Human trafficking on rise

Seven girls rescued from suspected Bloemfontein brothel in latest incident

APOLICE raid on a suspected Bloemfontein brothel has led to the rescue of seven South African women students and the arrest of two Ugandan men. And police believe this is just one of several multimillion-rand criminal organisations targeting the country.

Tuesday’s rescue follows the discovery of seven other girls allegedly being held by Nigerians as sex slaves outside Brits in the North West province last week.

The girls, who were found drugged, were being held in a house in Sonop.

The 14 are among 19 trafficked people to have been rescued by the Hawks since January, when five Malawians were found on a North West farm where they were being kept as alleged slave labourers.

In November, 16 Bangladeshi men were found in Pretoria West days after they had been brought into South Africa, apparently across the Zimbabwe border.

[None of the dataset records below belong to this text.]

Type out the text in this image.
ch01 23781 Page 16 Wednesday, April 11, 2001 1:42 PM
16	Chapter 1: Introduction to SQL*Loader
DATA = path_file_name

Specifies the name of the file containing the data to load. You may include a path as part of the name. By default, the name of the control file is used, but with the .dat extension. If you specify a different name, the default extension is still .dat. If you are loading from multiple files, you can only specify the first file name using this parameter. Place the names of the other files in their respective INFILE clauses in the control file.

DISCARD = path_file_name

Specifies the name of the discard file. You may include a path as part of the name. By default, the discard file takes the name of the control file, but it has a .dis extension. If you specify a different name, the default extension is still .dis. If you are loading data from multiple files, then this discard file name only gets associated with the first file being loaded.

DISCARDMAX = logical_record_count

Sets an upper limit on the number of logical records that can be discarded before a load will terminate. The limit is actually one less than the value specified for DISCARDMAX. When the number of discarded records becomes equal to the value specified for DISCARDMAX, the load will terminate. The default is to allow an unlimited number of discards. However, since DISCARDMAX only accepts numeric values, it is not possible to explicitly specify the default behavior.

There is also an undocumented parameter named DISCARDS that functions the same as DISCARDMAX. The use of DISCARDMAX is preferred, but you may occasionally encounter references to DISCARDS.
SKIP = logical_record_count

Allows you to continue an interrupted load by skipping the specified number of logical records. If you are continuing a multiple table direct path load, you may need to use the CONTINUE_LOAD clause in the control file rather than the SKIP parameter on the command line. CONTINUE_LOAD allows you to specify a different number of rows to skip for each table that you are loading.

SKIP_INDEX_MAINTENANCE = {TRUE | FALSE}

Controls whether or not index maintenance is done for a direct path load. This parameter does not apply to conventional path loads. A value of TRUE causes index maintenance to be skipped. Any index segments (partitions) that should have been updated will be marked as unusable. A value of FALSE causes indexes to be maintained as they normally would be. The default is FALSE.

The LexisNexis human trafficking awareness index shows that between January and December last year, 93 people were trafficked into or within South Africa, 17 of them children.

At least two trafficked into the country had their organs removed. Hawks spokesman Brigadier Hangwani Malaudzi said South Africa had a serious human trafficking problem.

“We have huge operations lined up targeting syndicates smuggling not one or two people into South Africa, but dozens.

“Those behind these syndicates are running multimillion-rand criminal organisations, with global reach.”

He said the seven students were rescued after Hawks officers raided a flat in Bloemfontein on Tuesday night.

“We discovered pornographic material which they had allegedly been forced to make. The students, who are all from North West province, were allegedly brought to Bloemfontein on the promise that their student fees would be paid for, but instead they were trapped.”

Mulaudzi said during the raid police arrested two Ugandan nationals and seized R5 000 worth of crack cocaine and crystal meth. They would appear in court today on human trafficking and drug charges.

The girls were being held in a place of safety. “We are trying to establish if they have been reported missing and exactly how they were caught in the syndicate.

“We strongly believe that other girls might also be held by . . . this syndicate.”

Nelly Hlombe of LexisNexis, which runs a human trafficking awareness index, said a quarter of all victims identified last year were victims of sexual exploitation.

“Cases identified include a father [who] attempted to sell his 18-day-old son for R2 000 to feed his drug addiction.”

Dr Monique Emser, a University of Free State researcher, labelled South Africa a key source, transit and destination country for human trafficking.